The club yesterday defended allegations that it set up an illegal bar at its headquarters a day before it was due to hold its annual Metal Mania event in February.
Police allege the club operated an unlicensed premises and allowed its premises to be used for the consumption of liquor.
Officer in charge of the case Detective Sergeant Rob Lemoto said Judge Philip Connell ruled that a technical matter meant he could not prosecute the club based on the evidence put before him during the half-day hearing in the Tauranga District Court.
Mr Lemoto said the defence for the Tauranga chapter of the Filthy Few argued police had not proven the club was an incorporated society and the judge agreed.
"We're disappointed to say the least. Clearly that was never the point in issue," Mr Lemoto said. "To me it's quite clear that they had a substantial amount of alcohol and it was only there for one reason but we respect the decision of the court."
Western Bay alcohol harm-reduction officer Sergeant Nigel McGlone said Judge Connell explained that his ruling was based on a number of factors.
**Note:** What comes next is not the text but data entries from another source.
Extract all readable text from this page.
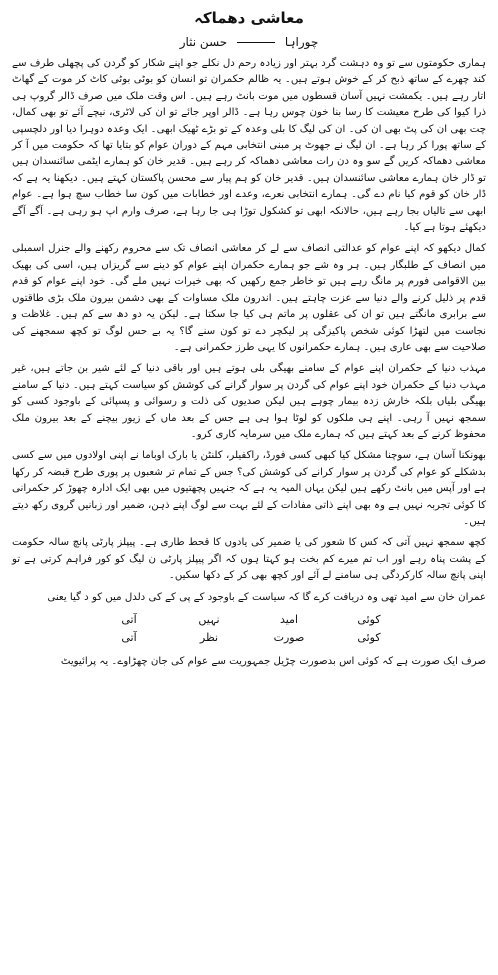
معاشی دھماکہ
چوراہا  حسن نثار

ہماری حکومتوں سے تو وہ دہشت گرد بہتر اور زیادہ رحم دل نکلے جو اپنے شکار کو گردن کی پچھلی طرف سے کند چھرے کے ساتھ ذبح کر کے خوش ہوتے ہیں۔ یہ ظالم حکمران تو انسان کو بوٹی بوٹی کاٹ کر موت کے گھاٹ اتار رہے ہیں۔ یکمشت نہیں آسان قسطوں میں موت بانٹ رہے ہیں۔ اس وقت ملک میں صرف ڈالر گروپ ہی ذرا کیوا کی طرح معیشت کا رسا بنا خون چوس رہا ہے۔ ڈالر اوپر جائے تو ان کی لاٹری، نیچے آئے تو بھی کمال، چت بھی ان کی پٹ بھی ان کی۔ ان کی لیگ کا بلی وعدہ کے تو بڑے ٹھیک ابھی۔ ایک وعدہ دوہرا دیا اور دلچسپی کے ساتھ پورا کر رہا ہے۔ ان لیگ نے جھوٹ پر مبنی انتخابی مہم کے دوران عوام کو بتایا تھا کہ حکومت میں آ کر معاشی دھماکہ کریں گے سو وہ دن رات معاشی دھماکہ کر رہے ہیں۔ قدیر خان کو ہمارے ایٹمی سائنسدان ہیں تو ڈار خان ہمارے معاشی سائنسدان ہیں۔ قدیر خان کو ہم پیار سے محسن پاکستان کہتے ہیں۔ دیکھنا یہ ہے کہ ڈار خان کو قوم کیا نام دے گی۔ ہمارے انتخابی نعرے، وعدے اور خطابات میں کون سا خطاب سچ ہوا ہے۔ عوام ابھی سے تالیاں بجا رہے ہیں، حالانکہ ابھی تو کشکول توڑا ہی جا رہا ہے، صرف وارم اپ ہو رہی ہے۔ آگے آگے دیکھئے ہوتا ہے کیا۔

کمال دیکھو کہ اپنے عوام کو عدالتی انصاف سے لے کر معاشی انصاف تک سے محروم رکھنے والے جنرل اسمبلی میں انصاف کے طلبگار ہیں۔ ہر وہ شے جو ہمارے حکمران اپنے عوام کو دینے سے گریزاں ہیں، اسی کی بھیک بین الاقوامی فورم پر مانگ رہے ہیں تو خاطر جمع رکھیں کہ بھی خیرات نہیں ملے گی۔ خود اپنے عوام کو قدم قدم پر ذلیل کرنے والے دنیا سے عزت چاہتے ہیں۔ اندرون ملک مساوات کے بھی دشمن بیرون ملک بڑی طاقتوں سے برابری مانگتے ہیں تو ان کی عقلوں پر ماتم ہی کیا جا سکتا ہے۔ لیکن یہ دو دھ سے کم ہیں۔ غلاظت و نجاست میں لتھڑا کوئی شخص پاکیزگی پر لیکچر دے تو کون سنے گا؟ یہ بے حس لوگ تو کچھ سمجھنے کی صلاحیت سے بھی عاری ہیں۔ ہمارے حکمرانوں کا یہی طرز حکمرانی ہے۔

مہذب دنیا کے حکمران اپنے عوام کے سامنے بھیگی بلی ہوتے ہیں اور باقی دنیا کے لئے شیر بن جاتے ہیں، غیر مہذب دنیا کے حکمران خود اپنے عوام کی گردن پر سوار گرانے کی کوشش کو سیاست کہتے ہیں۔ دنیا کے سامنے بھیگی بلیاں بلکہ خارش زدہ بیمار چوہے ہیں لیکن صدیوں کی ذلت و رسوائی و پسپائی کے باوجود کسی کو سمجھ نہیں آ رہی۔ اپنے ہی ملکوں کو لوٹا ہوا ہی ہے جس کے بعد ماں کے زیور بیچنے کے بعد بیرون ملک محفوظ کرنے کے بعد کہتے ہیں کہ ہمارے ملک میں سرمایہ کاری کرو۔

بھونکنا آسان ہے، سوچنا مشکل کیا کبھی کسی فورڈ، راکفیلر، کلنٹن یا بارک اوباما نے اپنی اولادوں میں سے کسی بدشکلے کو عوام کی گردن پر سوار کرانے کی کوشش کی؟ جس کے تمام تر شعبوں پر پوری طرح قبضہ کر رکھا ہے اور آپس میں بانٹ رکھے ہیں لیکن یہاں المیہ یہ ہے کہ جنہیں پچھتیوں میں بھی ایک ادارہ چھوڑ کر حکمرانی کا کوئی تجربہ نہیں ہے وہ بھی اپنے ذاتی مفادات کے لئے بہت سے لوگ اپنے ذہن، ضمیر اور زبانیں گروی رکھ دیتے ہیں۔

کچھ سمجھ نہیں آتی کہ کس کا شعور کی یا ضمیر کی یادوں کا قحط طاری ہے۔ پیپلز پارٹی پانچ سالہ حکومت کے پشت پناہ رہے اور اب تم میرے کم بخت ہو کہتا ہوں کہ اگر پیپلز پارٹی ن لیگ کو کور فراہم کرتی ہے تو اپنی پانچ سالہ کارکردگی ہی سامنے لے آئے اور کچھ بھی کر کے دکھا سکیں۔

عمران خان سے امید تھی وہ دریافت کرے گا کہ سیاست کے باوجود کے پی کے کی دلدل میں کو د گیا یعنی

کوئی
امید
نہیں
آتی
کوئی
صورت
نظر
آتی

صرف ایک صورت ہے کہ کوئی اس بدصورت چڑیل جمہوریت سے عوام کی جان چھڑاوے۔ یہ پرائیویٹ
"We hadn't proved that they were an incorporated society. He wasn't satisfied we proved to the standard, that is beyond reasonable doubt, that they were using the clubroom as a place of resort and that the alcohol was for sale."
The club maintained the alcohol on the property was intended to be handed out as gifts and not sold.
The charges follow an armed police raid of the club's Birch Ave headquarters on February 17 when police seized a large quantity of alcohol.